Auf dem Schießplatz in Berlin-Reinickendorf bastelte er zusammen mit dem deutschen Raketenpionier Rudolf Nebel an mannshohen Objekten herum – obwohl er wegen schlechter Mathenoten in der Schule einmal sitzengeblieben war. Von Braun wurde Diplom-Ingenieur und promovierte über das Thema „Konstruktive, theoretische und experimentelle Beiträge zu dem Problem der Flüssigkeitsrakete“. Mittlerweile war das Militär auf ihn aufmerksam geworden. 1937 stieg er zum technischen Direktor der neuen Heeresversuchsanstalt (HVA) in Peenemünde/Usedom auf.

1942 überschritt ein Raketenprototyp erstmals eine Gipfelhöhe von mehr als 80 Kilometern, 1945 wurden sogar 200 erreicht. Das „Aggregat 4“ (auch „Vergeltungswaffe“/V2 genannt) war damit das erste von Menschenhand geschaffene Objekt im Weltraum. Im Frühjahr 1944 wurde von Braun dennoch von der Gestapo verhaftet. Obwohl seit 1938 NSDAP-Mitglied und seit 1940 auch SS-Angehöriger, wurden ihm unter anderem Wehrkraftzersetzung und kommunistische Gesinnung vorgeworfen.
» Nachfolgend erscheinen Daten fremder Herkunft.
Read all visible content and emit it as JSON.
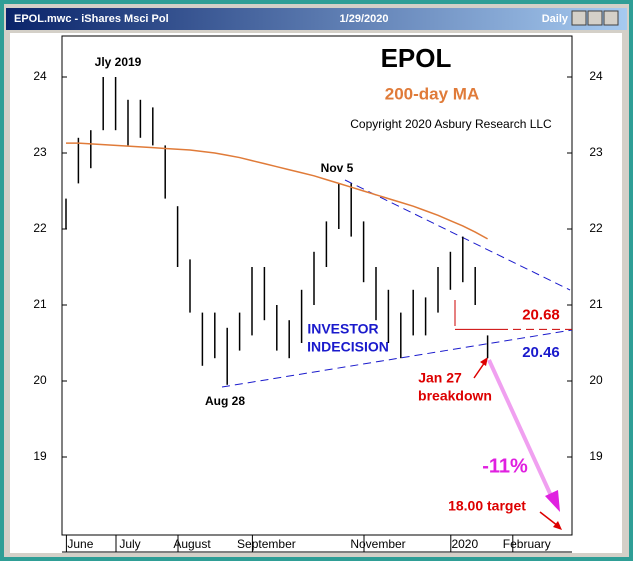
{
  "window": {
    "title": "EPOL.mwc - iShares Msci Pol",
    "date": "1/29/2020",
    "period": "Daily"
  },
  "chart_data": {
    "type": "ohlc",
    "title": "EPOL",
    "copyright": "Copyright 2020 Asbury Research LLC",
    "categories": [
      null,
      "June",
      null,
      null,
      null,
      "July",
      null,
      null,
      null,
      null,
      "August",
      null,
      null,
      null,
      null,
      null,
      "September",
      null,
      null,
      null,
      null,
      null,
      null,
      null,
      null,
      "November",
      null,
      null,
      null,
      null,
      null,
      null,
      "2020",
      null,
      null,
      null,
      null,
      "February",
      null,
      null,
      null
    ],
    "high": [
      22.4,
      23.2,
      23.3,
      24.0,
      24.0,
      23.7,
      23.7,
      23.6,
      23.1,
      22.3,
      21.6,
      20.9,
      20.9,
      20.7,
      20.9,
      21.5,
      21.5,
      21.0,
      20.8,
      21.2,
      21.7,
      22.1,
      22.6,
      22.6,
      22.1,
      21.5,
      21.2,
      20.9,
      21.2,
      21.1,
      21.5,
      21.7,
      21.9,
      21.5,
      20.6,
      null,
      null,
      null,
      null,
      null,
      null
    ],
    "low": [
      22.0,
      22.6,
      22.8,
      23.3,
      23.3,
      23.1,
      23.2,
      23.1,
      22.4,
      21.5,
      20.9,
      20.2,
      20.3,
      19.95,
      20.4,
      20.6,
      20.8,
      20.4,
      20.3,
      20.5,
      21.0,
      21.5,
      22.0,
      21.9,
      21.3,
      20.8,
      20.5,
      20.3,
      20.6,
      20.6,
      20.9,
      21.2,
      21.3,
      21.0,
      20.3,
      null,
      null,
      null,
      null,
      null,
      null
    ],
    "series": [
      {
        "name": "200-day MA",
        "color": "#e07b39",
        "values": [
          23.13,
          23.13,
          23.12,
          23.11,
          23.1,
          23.09,
          23.08,
          23.07,
          23.06,
          23.05,
          23.04,
          23.02,
          23.0,
          22.97,
          22.94,
          22.9,
          22.86,
          22.82,
          22.78,
          22.74,
          22.7,
          22.65,
          22.6,
          22.55,
          22.5,
          22.45,
          22.4,
          22.35,
          22.3,
          22.24,
          22.18,
          22.11,
          22.04,
          21.96,
          21.87,
          null,
          null,
          null,
          null,
          null,
          null
        ]
      }
    ],
    "ylim": [
      18,
      24.5
    ],
    "yticks": [
      19,
      20,
      21,
      22,
      23,
      24
    ],
    "resistance": 20.68,
    "support": 20.46,
    "annotations": {
      "peak": "Jly 2019",
      "nov": "Nov 5",
      "aug": "Aug 28",
      "indecision1": "INVESTOR",
      "indecision2": "INDECISION",
      "jan1": "Jan 27",
      "jan2": "breakdown",
      "drop": "-11%",
      "target": "18.00 target"
    }
  }
}
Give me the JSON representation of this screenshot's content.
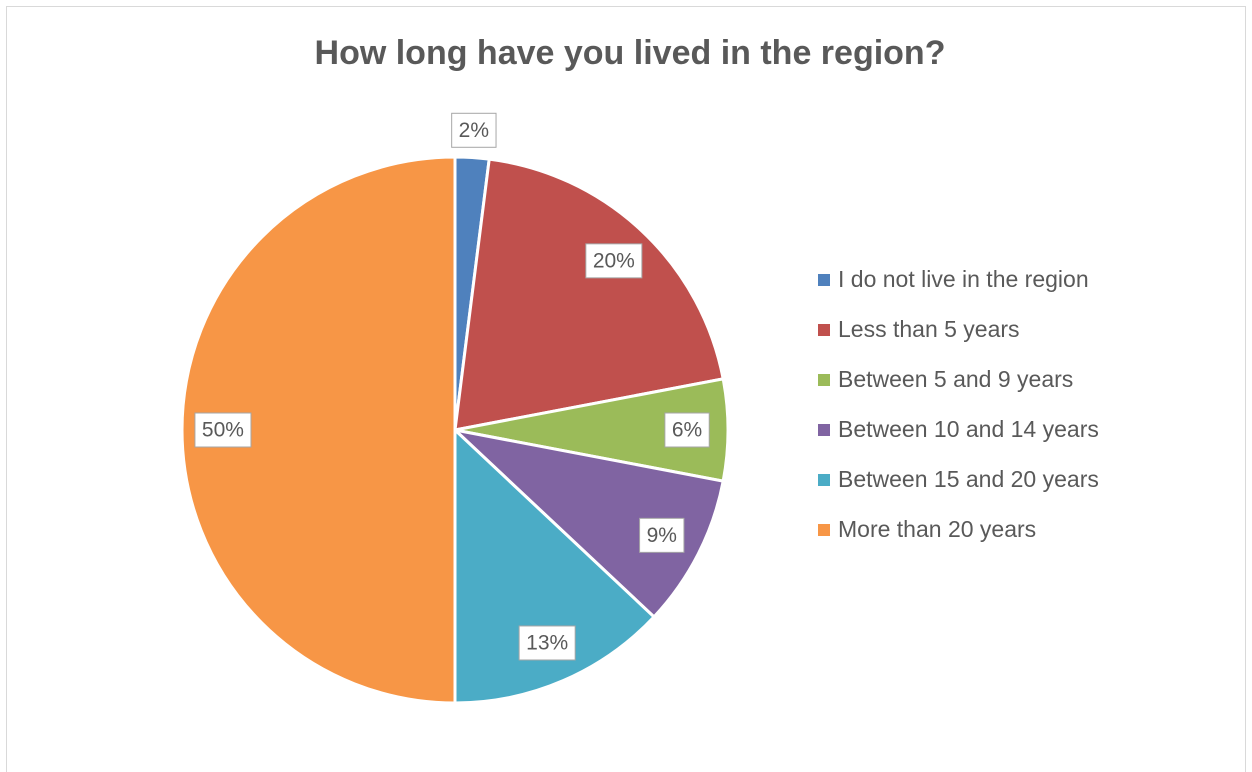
{
  "chart_data": {
    "type": "pie",
    "title": "How long have you lived in the region?",
    "categories": [
      "I do not live in the region",
      "Less than 5 years",
      "Between 5 and 9 years",
      "Between 10 and 14 years",
      "Between 15 and 20 years",
      "More than 20 years"
    ],
    "values": [
      2,
      20,
      6,
      9,
      13,
      50
    ],
    "value_labels": [
      "2%",
      "20%",
      "6%",
      "9%",
      "13%",
      "50%"
    ],
    "colors": [
      "#4f81bd",
      "#c0504d",
      "#9bbb59",
      "#8064a2",
      "#4bacc6",
      "#f79646"
    ],
    "legend": "right"
  }
}
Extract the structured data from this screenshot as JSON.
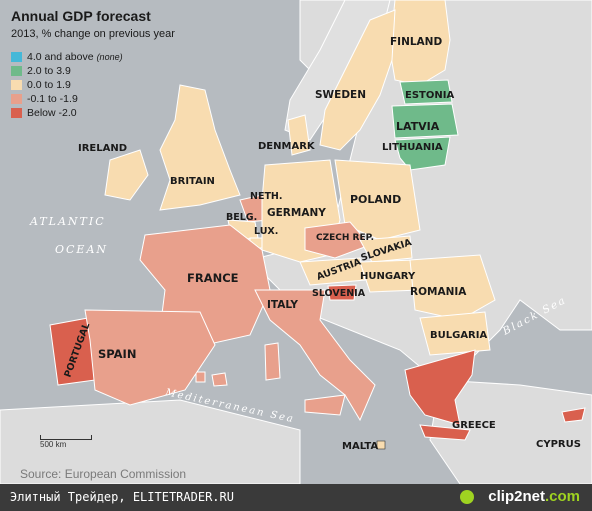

Wegen seiner kriegswichtigen Bedeutung kam er aber wieder frei und zur HVA zurück, um die V2-Produktion (bei der auch Zwangsarbeiter und KZ-Häftlinge eingesetzt wurden) aufrechtzuerhalten.

Brauns „Saturn V“ brachte 140 Tonnen Nutzlast ins All

Im April 1945 näherte sich die Rote Armee Peenemünde, doch von Braun konnte sich mit seinen Mitarbeitern nach Oberbayern absetzen. Dort nahm er Kontakt zu US-Truppen auf und wurde im Frühjahr 1946 in die USA gebracht. Die Amerikaner wußten, welche Perle sie geschnappt hatten. Doch die Karriere im Land der unbegrenzten Möglichkeiten kam langsam in Fahrt. Zunächst wurde er technischer Berater des US-Raketenprogramms. Ab 1950 arbeitete er in Huntsville als Leiter der Redstone-Entwicklung, einer atomaren Kurzstreckenrakete der U.S. Army.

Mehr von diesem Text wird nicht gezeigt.